最初はもう全然ミルクでもいいのよ、大きくなればいいのよ、ぐらいの感じで。
で、やっぱり母乳って突き詰めちゃうと本当に悩み深くなっちゃって、苦しいんですよ。


常に常に不安になっちゃうと、せっかくね、赤ちゃんが可愛い時期に、
もう母乳のことで頭がいっぱいになっちゃって。



離乳食も、前回の時にお話聞きましたけど、食べるものは食べるけど、なんか食べてくれないな、みたいなことの壁にぶつかったりもするじゃないですか。

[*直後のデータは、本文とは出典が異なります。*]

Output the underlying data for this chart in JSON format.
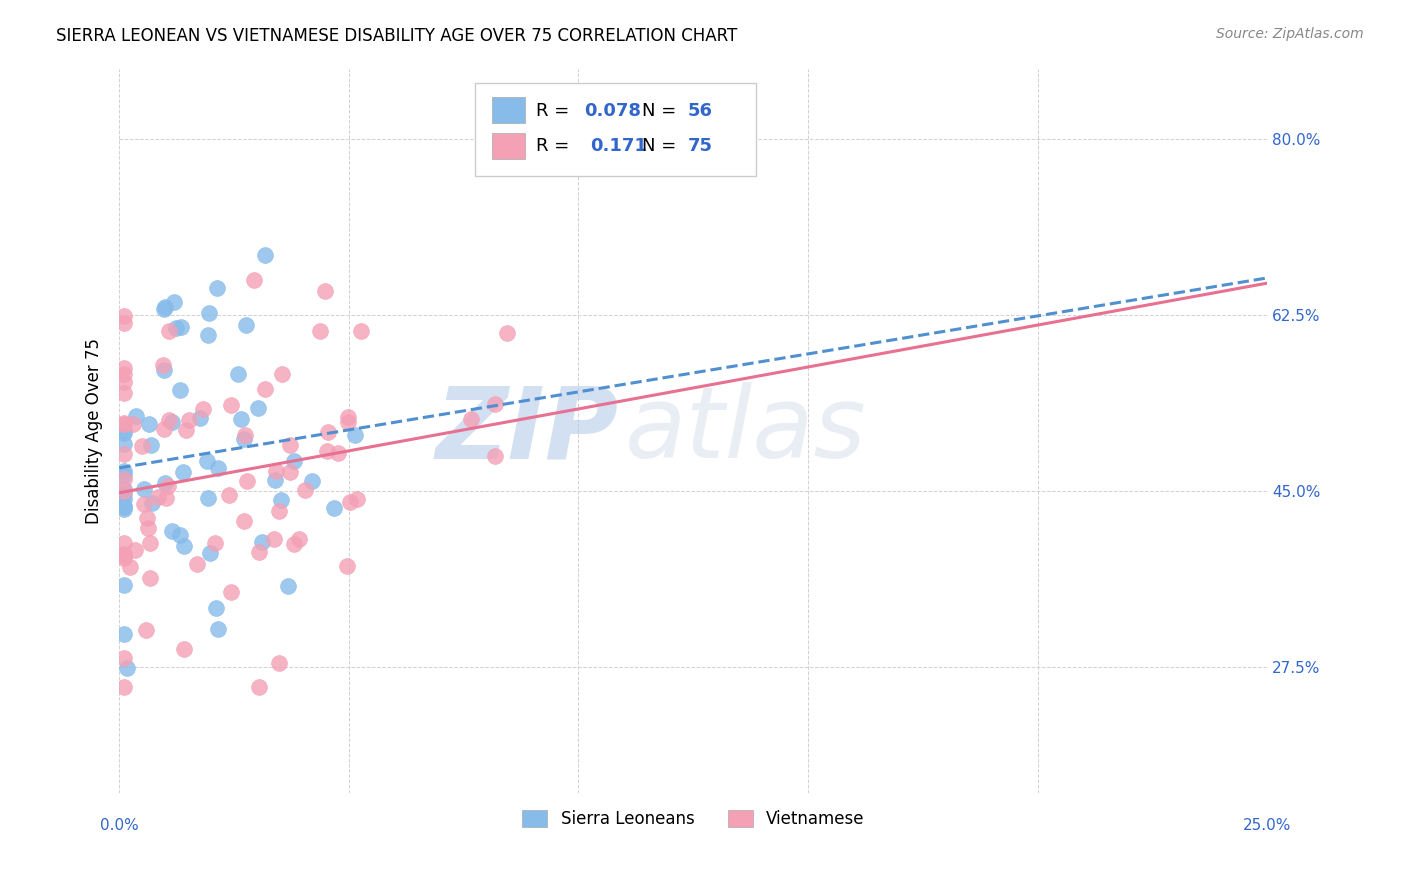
{
  "title": "SIERRA LEONEAN VS VIETNAMESE DISABILITY AGE OVER 75 CORRELATION CHART",
  "source": "Source: ZipAtlas.com",
  "ylabel": "Disability Age Over 75",
  "xmin": 0.0,
  "xmax": 0.25,
  "ymin": 0.15,
  "ymax": 0.87,
  "sierra_color": "#87BBEA",
  "viet_color": "#F4A0B5",
  "sierra_trendline_color": "#5090D0",
  "viet_trendline_color": "#E87090",
  "watermark_zip": "ZIP",
  "watermark_atlas": "atlas",
  "ytick_values": [
    0.275,
    0.45,
    0.625,
    0.8
  ],
  "ytick_labels": [
    "27.5%",
    "45.0%",
    "62.5%",
    "80.0%"
  ],
  "xtick_values": [
    0.0,
    0.05,
    0.1,
    0.15,
    0.2,
    0.25
  ],
  "label_color": "#3366cc",
  "grid_color": "#cccccc"
}
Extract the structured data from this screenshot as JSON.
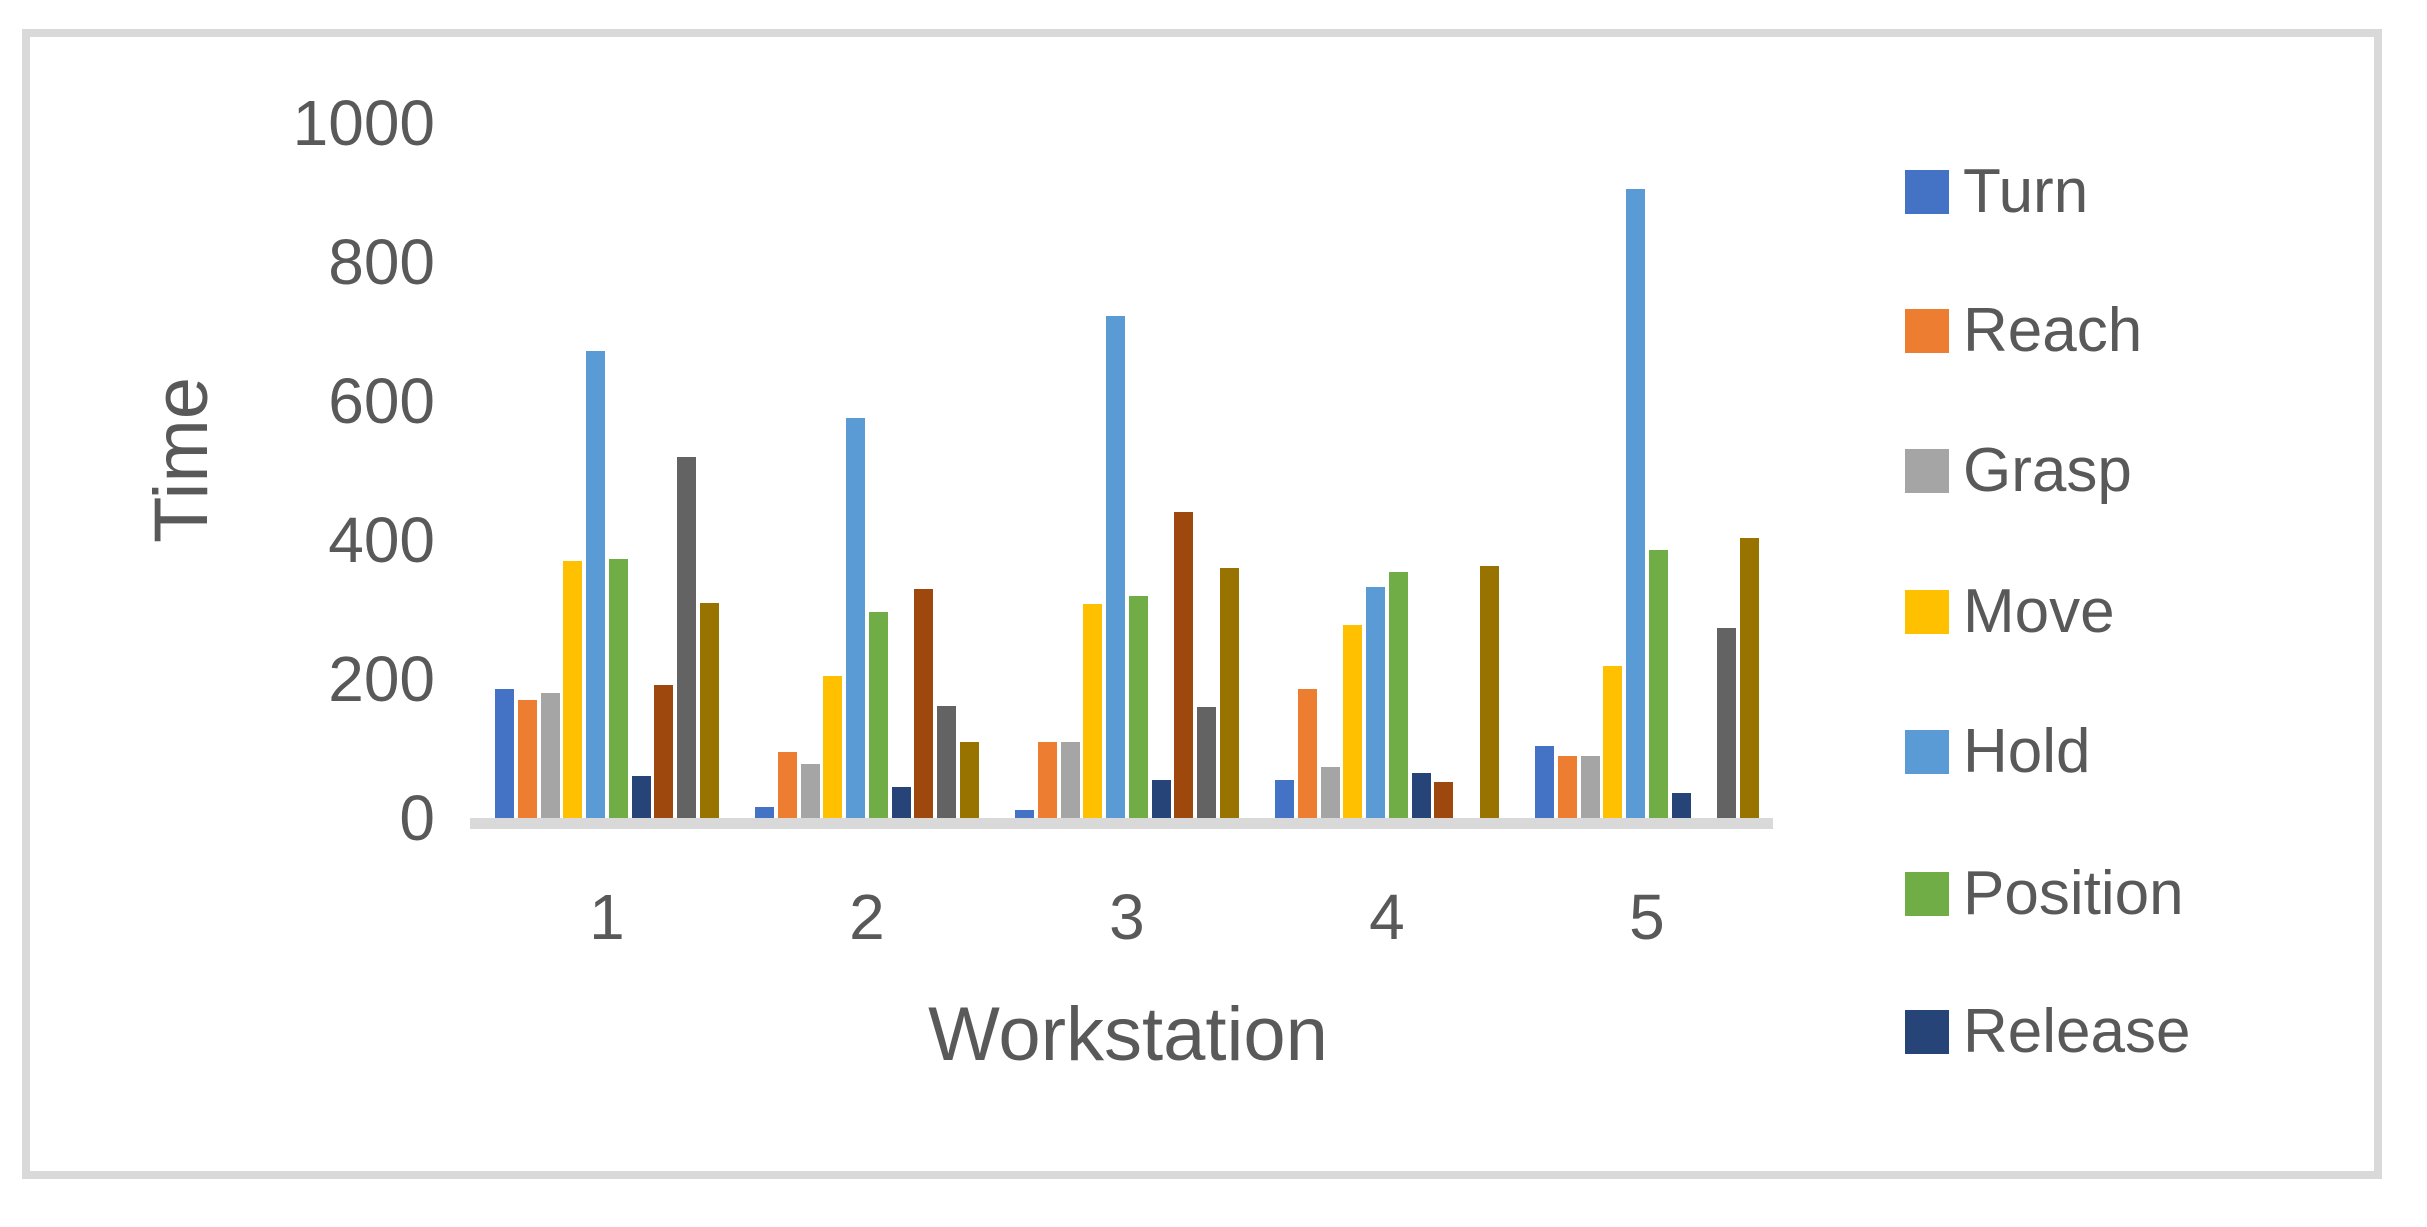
{
  "chart_data": {
    "type": "bar",
    "title": "",
    "xlabel": "Workstation",
    "ylabel": "Time",
    "categories": [
      "1",
      "2",
      "3",
      "4",
      "5"
    ],
    "yticks": [
      0,
      200,
      400,
      600,
      800,
      1000
    ],
    "ylim": [
      0,
      1000
    ],
    "grid": false,
    "legend_position": "right",
    "legend_entries": [
      "Turn",
      "Reach",
      "Grasp",
      "Move",
      "Hold",
      "Position",
      "Release"
    ],
    "series": [
      {
        "name": "Turn",
        "color": "#4472C4",
        "in_legend": true,
        "values": [
          185,
          16,
          11,
          55,
          104
        ]
      },
      {
        "name": "Reach",
        "color": "#ED7D31",
        "in_legend": true,
        "values": [
          170,
          95,
          110,
          185,
          89
        ]
      },
      {
        "name": "Grasp",
        "color": "#A5A5A5",
        "in_legend": true,
        "values": [
          180,
          78,
          110,
          73,
          89
        ]
      },
      {
        "name": "Move",
        "color": "#FFC000",
        "in_legend": true,
        "values": [
          370,
          205,
          308,
          278,
          219
        ]
      },
      {
        "name": "Hold",
        "color": "#5B9BD5",
        "in_legend": true,
        "values": [
          672,
          575,
          722,
          332,
          905
        ]
      },
      {
        "name": "Position",
        "color": "#70AD47",
        "in_legend": true,
        "values": [
          372,
          297,
          320,
          354,
          385
        ]
      },
      {
        "name": "Release",
        "color": "#264478",
        "in_legend": true,
        "values": [
          60,
          45,
          55,
          65,
          36
        ]
      },
      {
        "name": "",
        "color": "#9E480E",
        "in_legend": false,
        "values": [
          192,
          330,
          440,
          52,
          0
        ]
      },
      {
        "name": "",
        "color": "#636363",
        "in_legend": false,
        "values": [
          520,
          161,
          160,
          0,
          273
        ]
      },
      {
        "name": "",
        "color": "#997300",
        "in_legend": false,
        "values": [
          310,
          110,
          360,
          362,
          403
        ]
      }
    ]
  },
  "colors": {
    "text": "#595959",
    "axis_line": "#D9D9D9",
    "frame_border": "#D9D9D9",
    "background": "#FFFFFF"
  }
}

で、まだやっぱりその時期、並行して授乳、ミルクなり母乳も飲ませてるので、そんなに心配はないんですけど。
やっぱり思いを込めて作った離乳食を食べてくれないと、ママの方がどんどん凹んじゃうし、本当にこれで大丈夫なのかなって不安の一つになってくると思うんです。
離乳食だけでその時の栄養が賄えると思わなくて全然よくて。
一さじでも食べてくれればオッケーで。
補うものとしては、フォローアップミルクなんかもいいかなと思います。


9ヶ月ぐらいからフォローアップミルクっていうのも飲ませていただくと、母乳だけでは補えなかった(母乳も半年過ぎてから成分変わってきますから)、タンパク質、鉄分、ビタミンっていうのもちゃんと入ってますから。
そういうものをうまく利用しながら、一さじ一さじでも離乳食をステップアップしていっていただくぐらいの気持ちで全然よくて、そんなに頑張りすぎなくても大丈夫です。

やっぱり根を詰めて育児しちゃう方たくさんいらっしゃると思うんですけど、助産師さんが「大丈夫です」って言ってくれるっていうことってすごくありがたいので、たくさんのお母さんに届けばいいなと思います。

成長が大事ですから。
何を食べさせたかというよりも、質は大事ですよ。
質は大事ですけど、ちゃんと成長してればもうそれだけでオッケーなので。
そんなに考え込まないで、不安に思わないでほしいなと思います。

皆さんぜひ、今の言葉を忘れないように、日々の育児楽しんでいただければなと思います。浅野さん、今週もありがとうございました。